Solo si es necesario, si sus pretensiones no se aceptan, forzarán una repetición electoral, ya que, según los sondeos, Junts seguiría creciendo en votos. Algunos aconsejan a Puigdemont dejar que «los españoles» (esos okupas) se cuezan en su propia salsa, pero otros prefieren cargos y subvenciones en mano. Además de la amnistía, el principal objetivo del líder exiliado, que ya no tiene inmunidad, es adelantar las elecciones autonómicas, derrotar a ERC (su principal contrincante) y recuperar la Generalitat, con el maná presupuestario incluido.

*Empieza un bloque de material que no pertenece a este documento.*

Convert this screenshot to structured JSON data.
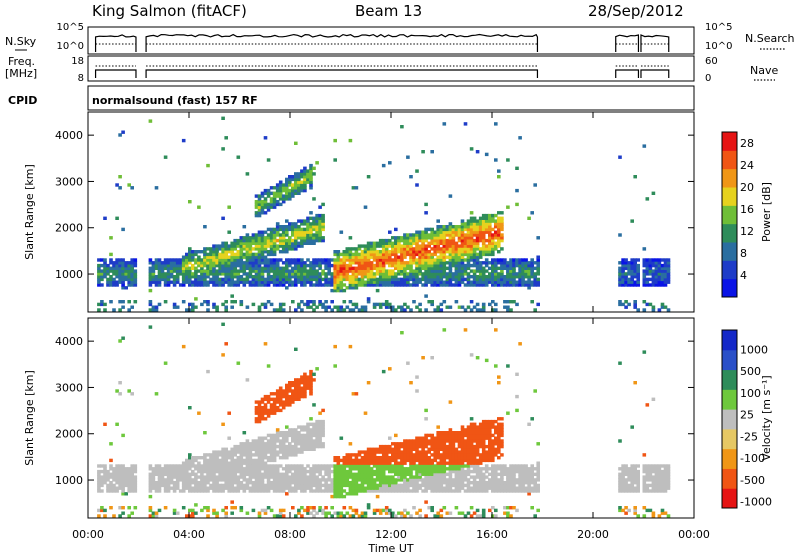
{
  "header": {
    "station": "King Salmon (fitACF)",
    "beam": "Beam 13",
    "date": "28/Sep/2012"
  },
  "noise_panel": {
    "left_label": "N.Sky",
    "left_ticks": [
      "10^5",
      "10^0"
    ],
    "right_label": "N.Search",
    "right_ticks": [
      "10^5",
      "10^0"
    ]
  },
  "freq_panel": {
    "left_label_line1": "Freq.",
    "left_label_line2": "[MHz]",
    "left_ticks": [
      "18",
      "8"
    ],
    "right_label": "Nave",
    "right_ticks": [
      "60",
      "0"
    ]
  },
  "cpid_panel": {
    "label": "CPID",
    "mode_text": "normalsound (fast) 157 RF"
  },
  "colors": {
    "power_scale": [
      "#0a14e6",
      "#1e3cc8",
      "#2a6ea0",
      "#2e8c5a",
      "#6fbe37",
      "#e6d21e",
      "#f09616",
      "#f05514",
      "#e61414"
    ],
    "velocity_scale": [
      "#e61414",
      "#f05514",
      "#f09616",
      "#e6c864",
      "#bebebe",
      "#6ec83c",
      "#2e8c5a",
      "#2a50c8",
      "#1428c8"
    ],
    "ground_scatter": "#bebebe"
  },
  "chart_data": [
    {
      "type": "heatmap",
      "title": "Power",
      "ylabel": "Slant Range [km]",
      "xlabel": "",
      "xlim": [
        0,
        24
      ],
      "ylim": [
        180,
        4500
      ],
      "yticks": [
        "1000",
        "2000",
        "3000",
        "4000"
      ],
      "colorbar": {
        "label": "Power [dB]",
        "ticks": [
          "28",
          "24",
          "20",
          "16",
          "12",
          "8",
          "4"
        ],
        "range": [
          0,
          30
        ]
      },
      "data_gaps_ut": [
        [
          1.9,
          2.3
        ],
        [
          17.8,
          20.9
        ],
        [
          21.8,
          21.9
        ]
      ],
      "features": [
        {
          "name": "main band",
          "ut_start": 0.3,
          "ut_end": 17.8,
          "range_km_start": 1000,
          "range_km_end": 1000,
          "power_db": 12
        },
        {
          "name": "rising band",
          "ut_start": 3.7,
          "ut_end": 9.3,
          "range_km_start": 1100,
          "range_km_end": 2000,
          "power_db": 18
        },
        {
          "name": "upper arc",
          "ut_start": 6.5,
          "ut_end": 8.8,
          "range_km_start": 2400,
          "range_km_end": 3100,
          "power_db": 16
        },
        {
          "name": "strong patch",
          "ut_start": 9.6,
          "ut_end": 16.4,
          "range_km_start": 1000,
          "range_km_end": 1900,
          "power_db": 26
        },
        {
          "name": "late segment",
          "ut_start": 20.9,
          "ut_end": 23.0,
          "range_km_start": 1000,
          "range_km_end": 1000,
          "power_db": 8
        }
      ]
    },
    {
      "type": "heatmap",
      "title": "Velocity",
      "ylabel": "Slant Range [km]",
      "xlabel": "Time UT",
      "xlim": [
        0,
        24
      ],
      "ylim": [
        180,
        4500
      ],
      "xticks": [
        "00:00",
        "04:00",
        "08:00",
        "12:00",
        "16:00",
        "20:00",
        "00:00"
      ],
      "yticks": [
        "1000",
        "2000",
        "3000",
        "4000"
      ],
      "colorbar": {
        "label": "Velocity [m s⁻¹]",
        "ticks": [
          "1000",
          "500",
          "100",
          "25",
          "-25",
          "-100",
          "-500",
          "-1000"
        ]
      },
      "features": [
        {
          "name": "ground scatter band",
          "ut_start": 0.3,
          "ut_end": 9.5,
          "range_km_start": 1000,
          "range_km_end": 2000,
          "velocity": 0
        },
        {
          "name": "upper arc",
          "ut_start": 6.5,
          "ut_end": 8.8,
          "range_km_start": 2400,
          "range_km_end": 3100,
          "velocity": -300
        },
        {
          "name": "approaching region",
          "ut_start": 9.6,
          "ut_end": 16.4,
          "range_km_start": 1300,
          "range_km_end": 1900,
          "velocity": -300
        },
        {
          "name": "receding region",
          "ut_start": 9.6,
          "ut_end": 16.4,
          "range_km_start": 900,
          "range_km_end": 1300,
          "velocity": 50
        },
        {
          "name": "late ground scatter",
          "ut_start": 20.9,
          "ut_end": 23.0,
          "range_km_start": 1000,
          "range_km_end": 1000,
          "velocity": 0
        }
      ]
    }
  ]
}
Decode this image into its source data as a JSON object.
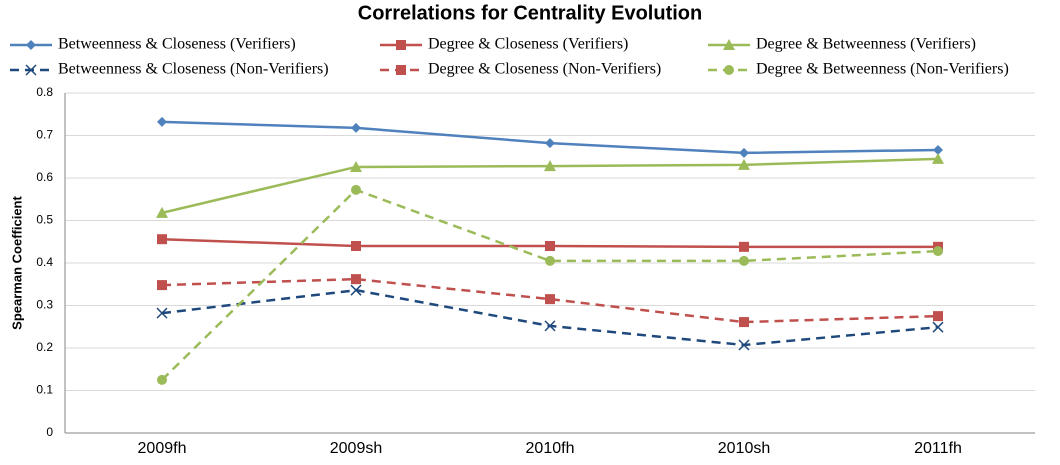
{
  "chart_data": {
    "type": "line",
    "title": "Correlations for Centrality Evolution",
    "y_label": "Spearman Coefficient",
    "categories": [
      "2009fh",
      "2009sh",
      "2010fh",
      "2010sh",
      "2011fh"
    ],
    "series": [
      {
        "name": "Betweenness & Closeness (Verifiers)",
        "color": "#4f81bd",
        "marker": "diamond",
        "dashed": false,
        "values": [
          0.732,
          0.718,
          0.682,
          0.659,
          0.666
        ]
      },
      {
        "name": "Degree & Closeness (Verifiers)",
        "color": "#c0504d",
        "marker": "square",
        "dashed": false,
        "values": [
          0.456,
          0.44,
          0.44,
          0.438,
          0.438
        ]
      },
      {
        "name": "Degree & Betweenness (Verifiers)",
        "color": "#9bbb59",
        "marker": "triangle",
        "dashed": false,
        "values": [
          0.518,
          0.626,
          0.628,
          0.631,
          0.645
        ]
      },
      {
        "name": "Betweenness & Closeness (Non-Verifiers)",
        "color": "#1f497d",
        "marker": "x",
        "dashed": true,
        "values": [
          0.282,
          0.336,
          0.252,
          0.207,
          0.249
        ]
      },
      {
        "name": "Degree & Closeness (Non-Verifiers)",
        "color": "#c0504d",
        "marker": "square",
        "dashed": true,
        "values": [
          0.348,
          0.362,
          0.315,
          0.261,
          0.275
        ]
      },
      {
        "name": "Degree & Betweenness (Non-Verifiers)",
        "color": "#9bbb59",
        "marker": "circle",
        "dashed": true,
        "values": [
          0.125,
          0.572,
          0.405,
          0.405,
          0.428
        ]
      }
    ],
    "ylim": [
      0,
      0.8
    ],
    "yticks": [
      0,
      0.1,
      0.2,
      0.3,
      0.4,
      0.5,
      0.6,
      0.7,
      0.8
    ],
    "grid": true,
    "legend": "top"
  }
}
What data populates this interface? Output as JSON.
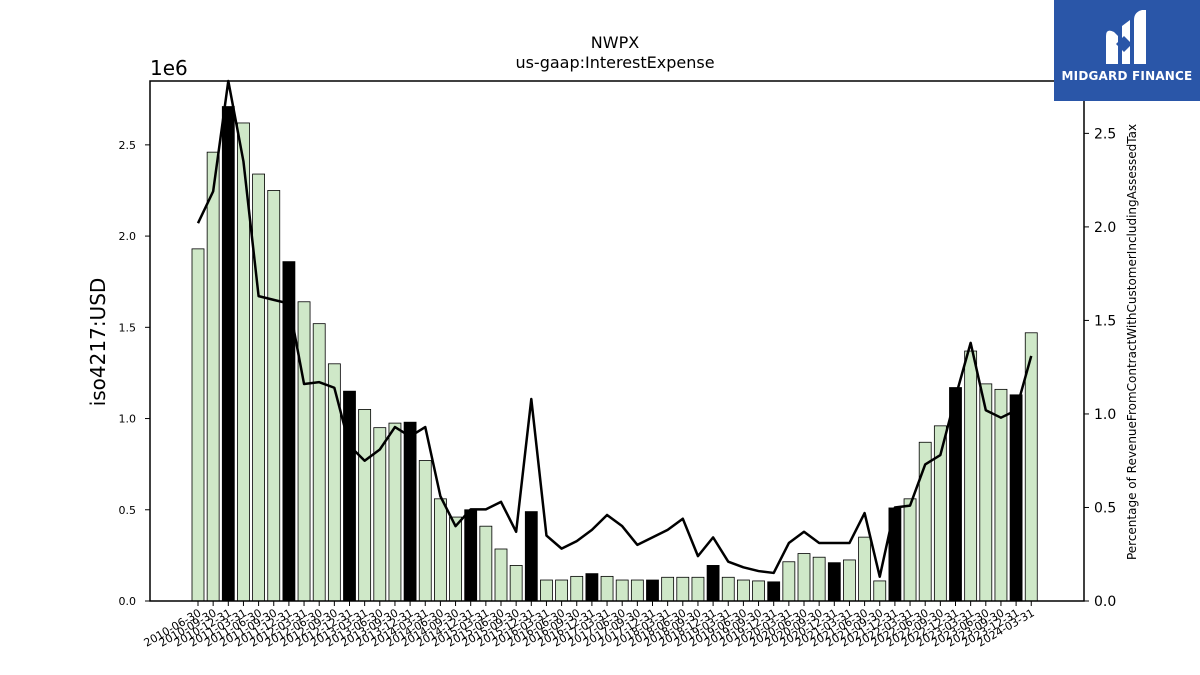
{
  "chart_data": {
    "type": "bar",
    "title": "NWPX",
    "subtitle": "us-gaap:InterestExpense",
    "ylabel": "iso4217:USD",
    "y_offset_label": "1e6",
    "ylim": [
      0,
      2850000
    ],
    "yticks": [
      "0.0",
      "0.5",
      "1.0",
      "1.5",
      "2.0",
      "2.5"
    ],
    "y2label": "Percentage of RevenueFromContractWithCustomerIncludingAssessedTax",
    "y2lim": [
      0,
      2.78
    ],
    "y2ticks": [
      "0.0",
      "0.5",
      "1.0",
      "1.5",
      "2.0",
      "2.5"
    ],
    "colors": {
      "bar": "#cfe8c8",
      "bar_highlight": "#000000",
      "line": "#000000"
    },
    "categories": [
      "2010-06-30",
      "2010-09-30",
      "2010-12-31",
      "2011-03-31",
      "2011-06-30",
      "2011-09-30",
      "2011-12-31",
      "2012-03-31",
      "2012-06-30",
      "2012-09-30",
      "2012-12-31",
      "2013-03-31",
      "2013-06-30",
      "2013-09-30",
      "2013-12-31",
      "2014-03-31",
      "2014-06-30",
      "2014-09-30",
      "2014-12-31",
      "2015-03-31",
      "2015-06-30",
      "2015-09-30",
      "2015-12-31",
      "2016-03-31",
      "2016-06-30",
      "2016-09-30",
      "2016-12-31",
      "2017-03-31",
      "2017-06-30",
      "2017-09-30",
      "2017-12-31",
      "2018-03-31",
      "2018-06-30",
      "2018-09-30",
      "2018-12-31",
      "2019-03-31",
      "2019-06-30",
      "2019-09-30",
      "2019-12-31",
      "2020-03-31",
      "2020-06-30",
      "2020-09-30",
      "2020-12-31",
      "2021-03-31",
      "2021-06-30",
      "2021-09-30",
      "2021-12-31",
      "2022-03-31",
      "2022-06-30",
      "2022-09-30",
      "2022-12-31",
      "2023-03-31",
      "2023-06-30",
      "2023-09-30",
      "2023-12-31",
      "2024-03-31"
    ],
    "tick_labels": [
      "2010-06-30",
      "2010-09-30",
      "2010-12-31",
      "2011-03-31",
      "2011-06-30",
      "2011-09-30",
      "2011-12-31",
      "2012-03-31",
      "2012-06-30",
      "2012-09-30",
      "2012-12-31",
      "2013-03-31",
      "2013-06-30",
      "2013-09-30",
      "2013-12-31",
      "2014-03-31",
      "2014-06-30",
      "2014-09-30",
      "2014-12-31",
      "2015-03-31",
      "2015-06-30",
      "2015-09-30",
      "2015-12-31",
      "2016-03-31",
      "2016-06-30",
      "2016-09-30",
      "2016-12-31",
      "2017-03-31",
      "2017-06-30",
      "2017-09-30",
      "2017-12-31",
      "2018-03-31",
      "2018-06-30",
      "2018-09-30",
      "2018-12-31",
      "2019-03-31",
      "2019-06-30",
      "2019-09-30",
      "2019-12-31",
      "2020-03-31",
      "2020-06-30",
      "2020-09-30",
      "2020-12-31",
      "2021-03-31",
      "2021-06-30",
      "2021-09-30",
      "2021-12-31",
      "2022-03-31",
      "2022-06-30",
      "2022-09-30",
      "2022-12-31",
      "2023-03-31",
      "2023-06-30",
      "2023-09-30",
      "2023-12-31",
      "2024-03-31"
    ],
    "series": [
      {
        "values": [
          1930000,
          2460000,
          2710000,
          2620000,
          2340000,
          2250000,
          1860000,
          1640000,
          1520000,
          1300000,
          1150000,
          1050000,
          950000,
          975000,
          980000,
          770000,
          560000,
          460000,
          500000,
          410000,
          285000,
          195000,
          490000,
          115000,
          115000,
          135000,
          150000,
          135000,
          115000,
          115000,
          115000,
          130000,
          130000,
          130000,
          195000,
          130000,
          115000,
          110000,
          105000,
          215000,
          260000,
          240000,
          210000,
          225000,
          350000,
          110000,
          510000,
          560000,
          870000,
          960000,
          1170000,
          1370000,
          1190000,
          1160000,
          1130000,
          1470000
        ],
        "highlight": [
          false,
          false,
          true,
          false,
          false,
          false,
          true,
          false,
          false,
          false,
          true,
          false,
          false,
          false,
          true,
          false,
          false,
          false,
          true,
          false,
          false,
          false,
          true,
          false,
          false,
          false,
          true,
          false,
          false,
          false,
          true,
          false,
          false,
          false,
          true,
          false,
          false,
          false,
          true,
          false,
          false,
          false,
          true,
          false,
          false,
          false,
          true,
          false,
          false,
          false,
          true,
          false,
          false,
          false,
          true,
          false
        ]
      },
      {
        "axis": "right",
        "values": [
          2.02,
          2.19,
          2.78,
          2.35,
          1.63,
          1.61,
          1.59,
          1.16,
          1.17,
          1.14,
          0.83,
          0.75,
          0.81,
          0.93,
          0.88,
          0.93,
          0.56,
          0.4,
          0.49,
          0.49,
          0.53,
          0.37,
          1.08,
          0.35,
          0.28,
          0.32,
          0.38,
          0.46,
          0.4,
          0.3,
          0.34,
          0.38,
          0.44,
          0.24,
          0.34,
          0.21,
          0.18,
          0.16,
          0.15,
          0.31,
          0.37,
          0.31,
          0.31,
          0.31,
          0.47,
          0.13,
          0.5,
          0.51,
          0.73,
          0.78,
          1.09,
          1.38,
          1.02,
          0.98,
          1.02,
          1.31
        ]
      }
    ],
    "grid": false
  },
  "logo": {
    "brand_text": "MIDGARD FINANCE",
    "icon": "midgard-logo-icon"
  }
}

En el primer acto, antes de las sucesivas y posibles investiduras, Sánchez ya ha nombrado una presidenta del Congreso —la mallorquina Francina Armengol— que se declara abierta a todas las lenguas y nacionalidades. Sin encomendarse a ningún jurista, a los dos minutos de obtener el cargo, la presidenta anunció el plurilingüismo en la cámara alta. Si alguna norma o equipo de letrados no lo remedia, pronto llenaremos el Congreso de traductores, olvidando que la lengua común la hablan todos los diputados. Al mismo tiempo, en Cataluña se seguirá impidiendo que se hable castellano en colegios públicos y universidades.
Supe que el nacionalismo conservador iba a ganar a pesar de no haber tenido protagonismo en la clandestinidad cuando mi muy catalana madre, que no había ido a una manifestación en su vida, me dijo que me acompañaba a la marcha del 11 de septiembre de 1977. Era la primera Diada verdaderamente legal, convocada a favor de la vuelta de Tarradellas y bajo el eslogan de Amnistía, Libertad y Estatuto de Autonomía. Fue la manifestación más multitudinaria (1,2 millones de personas) vivida en Barcelona. Tarradellas apareció, un año después, en la Plaça Sant Jaume, en un coche descubierto que le proporcionó Pere Portabella, director de cine y senador de la izquierda.
El anciano y educado político no duró mucho al mando. Con el catalán como bandera y el nacionalismo capitalista por estandarte, el banquero Jordi Pujol, convertido en admirado estadista español, desplazó a Tarradellas y a su partido (ERC) a un bonito lugar de la historia, el de los símbolos sin poder. Gobernó 23 años y pactó con el PP y el PSOE. Sin distingos. La única ideología era el precio a pagar.
Puigdemont, tras haber salido bien parado de las recientes elecciones, quiere recuperar los votos de Pujol vistiéndose de Tarradellas y volver triunfante del exilio. Libre de cargos. Si durante el mes de septiembre vemos la foto del líder de Junts dándole la mano a Sánchez en una sala o pasillo de la Unión Europea, podremos confirmar que el catalán pedirá la luna. Y Sánchez se la dará.